6. Third-Party Services
| Service | Purpose | Data Shared |
|---|---|---|
| OpenAI / Anthropic / Google AI | AI health analysis (BYOK) | Health data for analysis |
| Groq / OpenRouter / Together AI / Cerebras | AI health analysis (free tier) | Health data for analysis (shared credentials) |
| Google Fit | Health data sync | Vital signs (bidirectional) |
| OpenWeather | Weather-based recommendations | Location (city level) |
| Web Push (VAPID) | Notifications | Device tokens |
See our Third-Party Services page for detailed information.
7. Data Security
7.1 Encryption
- In Transit: All data transmitted via HTTPS/TLS
- At Rest: Medical documents encrypted with AES-256-GCM
- Messages: End-to-end encrypted using Olm/Vodozemac (Double Ratchet algorithm)
7.2 Access Controls
- OAuth 2.0 with PKCE for authentication
- Role-based access controls
- Rate limiting on sensitive endpoints
- Audit logging for data access
7.3 Infrastructure
- Secure cloud hosting with regular security audits
- Automated backup and disaster recovery
- Intrusion detection systems
8. Data Retention
| Data Type | Retention Period |
|---|---|
| Account data | Until account deletion + 30 days |
| Health logs | Until account deletion |
| Medical documents | Until user deletion or 7 years |
| Messages | Until conversation deletion |
| AI activity logs | 90 days |
| Audit logs | 7 years (regulatory compliance) |
| Recovery data (substance use) | Until account deletion (user-controlled purge available) |
| Symptom checker results | Until account deletion |
9. Your Rights
Under the DPDPA 2023 and applicable laws, you have the right to:
- Access: Request a copy of your personal data
- Correction: Request correction of inaccurate data
- Deletion: Request deletion of your data
- Portability: Receive your data in a portable format
- Withdraw Consent: Withdraw consent for processing
- Grievance Redressal: File complaints with our DPO
To exercise these rights, contact [email protected] or use in-app settings.
10. Children's Privacy
We do not knowingly collect personal data from children under 13 without verifiable parental consent.

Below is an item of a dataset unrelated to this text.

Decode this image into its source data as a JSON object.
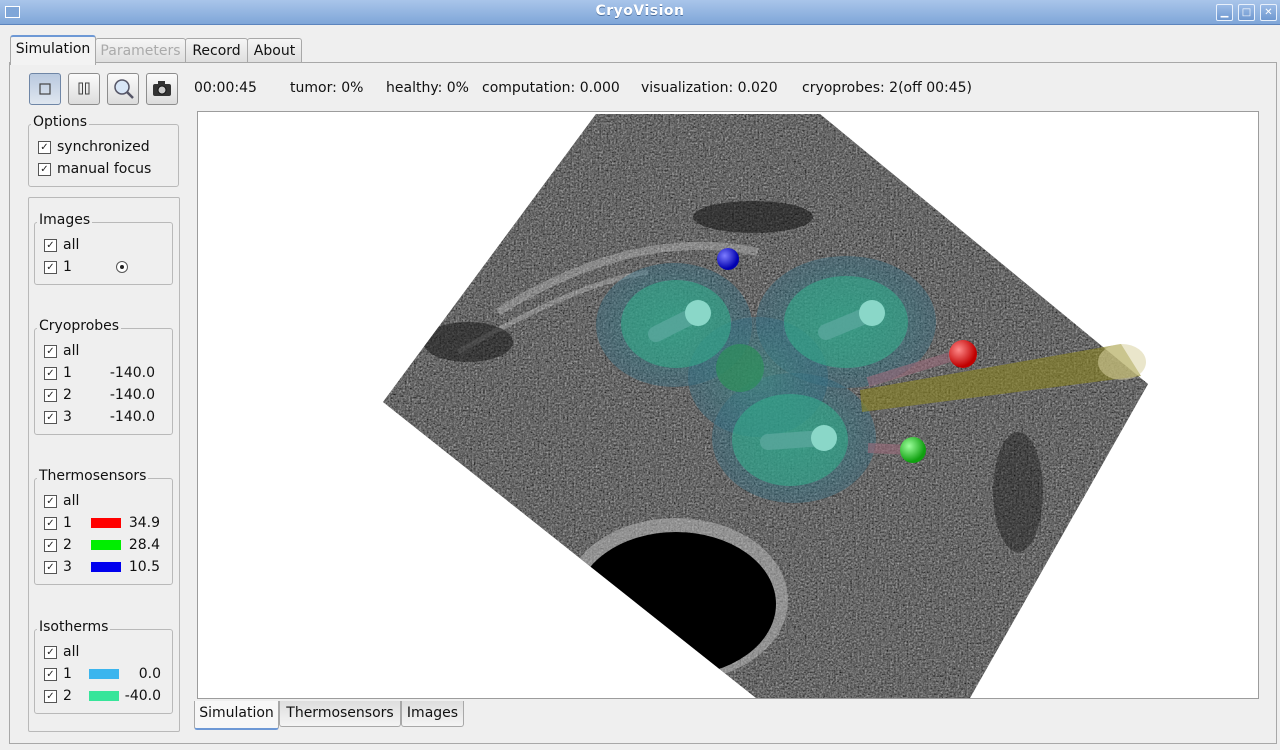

Baby care features are designed for parents to manage their children's health data. See our Children's Privacy Policy for details.
11. International Transfers
Your data is primarily processed in India. If we transfer data internationally, we ensure appropriate safeguards are in place as required by DPDPA and applicable laws.
12. Cookies and Tracking
We use cookies and similar technologies for authentication, preferences, and analytics. See our Cookie Policy for details and controls.
13. Changes to This Policy
We may update this Privacy Policy periodically. Material changes will be notified through the Platform or email at least 30 days before taking effect. Your continued use constitutes acceptance of the updated policy.
14. Contact Us
For privacy-related inquiries:
- Email: [email protected]
- Data Protection Officer: Ridam Phule — [email protected]
- Address: Laxhar Tech Private Limited, Bangalore, Karnataka, India
15. Grievance Redressal
If you have concerns about our data practices, contact our Data Protection Officer, Ridam Phule ([email protected]). If unsatisfied with our response, you may file a complaint with the Data Protection Board of India under the DPDPA 2023.